Investment gives Vista Equity Partners majority stake in Maryland’s Sonatype

The Fulton-based company, which makes tools for software developers building with open source code, has grown to 350 employees.

Sontaype team members with CEO Wayne Jackson, as he was awarded EY Entrepreneur of the Year in 2018.

(Courtesy photo)

Private equity and venture capital firm Vista Equity Partners is making a majority investment in Fulton-based Sonatype, the companies announced Monday.

Founded in 2008 and run by prominent CEO Wayne Jackson, Sonatype makes tools to help developers manage the open source code components that its leaders say are part of the supply chain of building software. Its Nexus products help ensure the code is secure by detecting vulnerabilities in the third-party software and keeping risky components out.

“While we’ve built a terrific business on our own over the past decade — we have a truly enormous opportunity in front of us and so much more to accomplish,” Jackson said. “Not only is Vista the perfect partner to help us continue to scale — but now is the perfect time.”

Terms of the deal were not disclosed, but a majority investment means that Vista is acquiring more than 50% of the company. Several existing investors in Sonatype will retain a stake in the company.

This investment comes a little over a year after Sonatype raised $80 million in a growth round led by TPG that was designed in part to help the company grow internationally. It is looking to continue scaling with the new deal.

Vista invests in enterprise software and data companies.

“We realized early into the investment deliberation process that Vista and its team shared our vision for Sonatype,” Jackson said. “They demonstrated how their commitment, experience and focus on the software sector could help us grow and evolve our business and result in our shared success.

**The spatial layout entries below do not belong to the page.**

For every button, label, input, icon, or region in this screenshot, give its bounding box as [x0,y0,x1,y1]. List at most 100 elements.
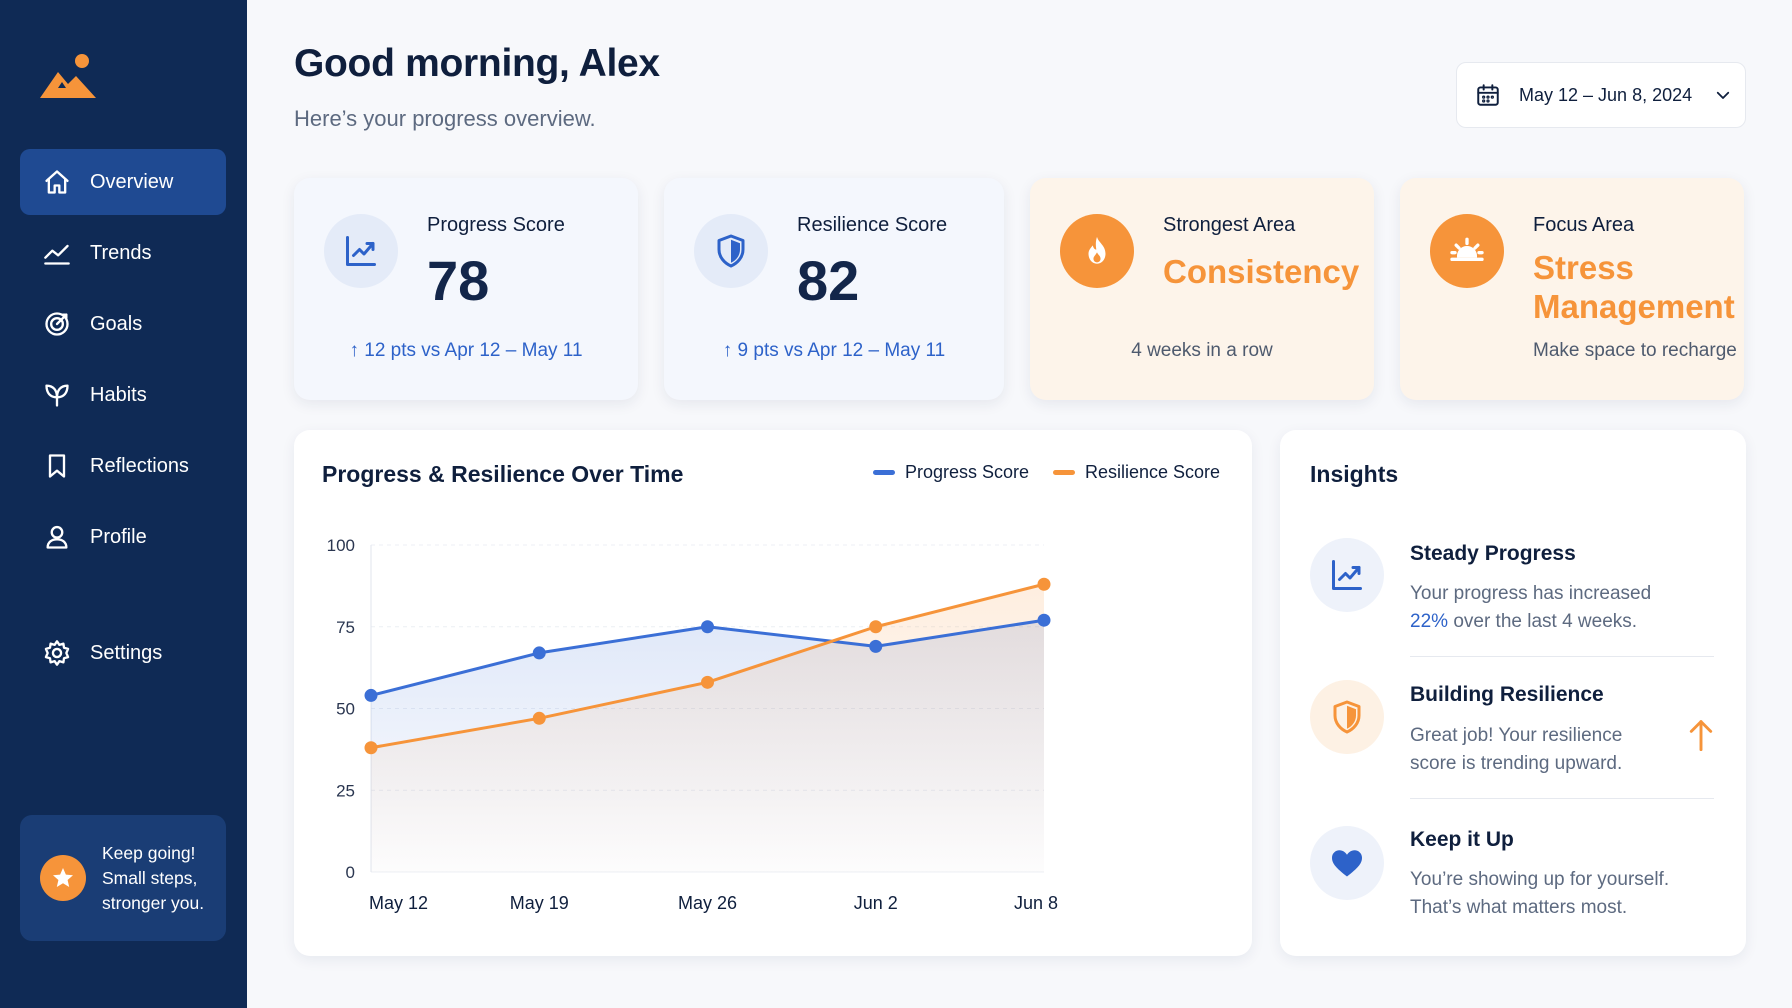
card-label: Progress Score [427,214,565,236]
sidebar-item-label: Goals [90,312,143,335]
insight-text: Your progress has increased [1410,583,1652,604]
sunrise-icon [1430,214,1504,288]
y-tick-label: 0 [346,863,355,882]
legend-progress[interactable]: Progress Score [873,462,1029,483]
strongest-area-value: Consistency [1163,253,1360,290]
home-icon [42,167,72,197]
insight-text: You’re showing up for yourself. [1410,869,1670,890]
line-chart: 0 25 50 75 100 May 12 May 19 May 26 Jun 2 Jun 8 [327,536,1058,913]
bookmark-icon [42,451,72,481]
sidebar-item-reflections[interactable]: Reflections [20,433,226,499]
trend-line-icon [42,238,72,268]
flame-icon [1060,214,1134,288]
resilience-score-value: 82 [797,249,860,312]
focus-area-foot: Make space to recharge [1533,340,1737,361]
legend-swatch-resilience [1053,470,1075,475]
x-tick-label: Jun 8 [1014,893,1058,913]
leaf-icon [42,380,72,410]
trend-chart-icon [1310,538,1384,612]
progress-score-card[interactable]: Progress Score 78 ↑ 12 pts vs Apr 12 – M… [294,178,638,400]
encourage-line-3: stronger you. [102,892,205,913]
sidebar-item-goals[interactable]: Goals [20,291,226,357]
chart-title: Progress & Resilience Over Time [322,461,684,487]
sidebar-item-label: Settings [90,641,163,664]
x-tick-label: Jun 2 [854,893,898,913]
insight-text: over the last 4 weeks. [1453,611,1638,632]
y-tick-label: 50 [336,700,355,719]
card-label: Resilience Score [797,214,948,236]
x-tick-label: May 26 [678,893,737,913]
page-subtitle: Here’s your progress overview. [294,106,596,131]
progress-delta-text: 12 pts vs Apr 12 – May 11 [364,340,583,361]
data-point-resilience[interactable] [701,675,714,689]
focus-area-value-line-1: Stress [1533,249,1634,286]
focus-area-card[interactable]: Focus Area Stress Management Make space … [1400,178,1744,400]
sidebar-item-habits[interactable]: Habits [20,362,226,428]
shield-icon [694,214,768,288]
data-point-resilience[interactable] [532,711,546,725]
encourage-line-1: Keep going! [102,842,196,863]
arrow-up-icon: ↑ [722,340,733,361]
card-label: Focus Area [1533,214,1635,236]
card-label: Strongest Area [1163,214,1296,236]
insight-text: score is trending upward. [1410,753,1623,774]
sidebar-item-profile[interactable]: Profile [20,504,226,570]
series-area-resilience [371,584,1044,872]
data-point-resilience[interactable] [364,741,378,755]
sidebar-item-overview[interactable]: Overview [20,149,226,215]
page-title: Good morning, Alex [294,42,660,85]
resilience-score-card[interactable]: Resilience Score 82 ↑ 9 pts vs Apr 12 – … [664,178,1004,400]
insight-text: That’s what matters most. [1410,897,1628,918]
insights-title: Insights [1310,461,1399,487]
strongest-area-card[interactable]: Strongest Area Consistency 4 weeks in a … [1030,178,1374,400]
data-point-progress[interactable] [869,639,883,653]
star-icon [40,855,86,901]
sidebar: Overview Trends Goals Habits Reflections… [0,0,247,1008]
heart-icon [1310,826,1384,900]
legend-swatch-progress [873,470,895,475]
divider [1410,656,1714,657]
calendar-icon [1477,84,1499,106]
divider [1410,798,1714,799]
strongest-area-foot: 4 weeks in a row [1131,340,1273,361]
x-tick-label: May 19 [510,893,569,913]
data-point-resilience[interactable] [1037,577,1051,591]
sidebar-item-label: Reflections [90,454,189,477]
data-point-progress[interactable] [701,620,714,634]
sidebar-item-trends[interactable]: Trends [20,220,226,286]
data-point-progress[interactable] [1037,613,1051,627]
legend-resilience[interactable]: Resilience Score [1053,462,1220,483]
chevron-down-icon [1716,91,1730,99]
insight-text: Great job! Your resilience [1410,725,1623,746]
encourage-line-2: Small steps, [102,867,198,888]
data-point-progress[interactable] [532,646,546,660]
insight-body-keep-it-up: You’re showing up for yourself. That’s w… [1410,866,1710,922]
arrow-up-icon [1686,718,1716,757]
progress-delta: ↑ 12 pts vs Apr 12 – May 11 [294,340,638,362]
insight-highlight: 22% [1410,611,1449,632]
sidebar-item-label: Trends [90,241,152,264]
insight-body-steady-progress: Your progress has increased 22% over the… [1410,580,1710,636]
encouragement-card: Keep going! Small steps, stronger you. [20,815,226,941]
mountain-sun-icon[interactable] [38,52,98,102]
trend-chart-icon [324,214,398,288]
data-point-progress[interactable] [364,688,378,702]
sidebar-item-settings[interactable]: Settings [20,620,226,686]
sidebar-item-label: Habits [90,383,147,406]
data-point-resilience[interactable] [869,620,883,634]
resilience-delta-text: 9 pts vs Apr 12 – May 11 [737,340,946,361]
target-icon [42,309,72,339]
y-tick-label: 25 [336,781,355,800]
insight-title-steady-progress: Steady Progress [1410,542,1576,565]
date-range-picker[interactable]: May 12 – Jun 8, 2024 [1456,62,1746,128]
user-icon [42,522,72,552]
insight-title-keep-it-up: Keep it Up [1410,828,1514,851]
legend-label: Progress Score [905,462,1030,482]
arrow-up-icon: ↑ [349,340,359,361]
sidebar-item-label: Overview [90,170,174,193]
insight-title-building-resilience: Building Resilience [1410,683,1604,706]
date-range-value: May 12 – Jun 8, 2024 [1519,84,1693,105]
insight-body-building-resilience: Great job! Your resilience score is tren… [1410,722,1710,778]
sidebar-item-label: Profile [90,525,147,548]
shield-icon [1310,680,1384,754]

We believe that the Vista team and their investment philosophy, which champions operational improvements and innovation over capital alone, was the best fit for our business.”

Sonatype said it grew annual revenue close to 250% over the past three years, and counts 60 Fortune 100 companies among customers, including banks, credit card companies and tech companies. It also said four out of five branches of the U.S. Armed Forces use its products.

The company employs 350 people globally, and will be keeping the headquarters in Howard County.

“We moved the headquarters to Fulton almost eight years ago, and have no plans on changing that,” Jackson said.


Sonatype drew IPO chatter after last year’s investment. Jackson has experience with exits, having led Riverbed Technologies through its $1 billion sale to Aether Systems in 2000, and was CEO of Columbia-based Sourcefire when it went public in 2007.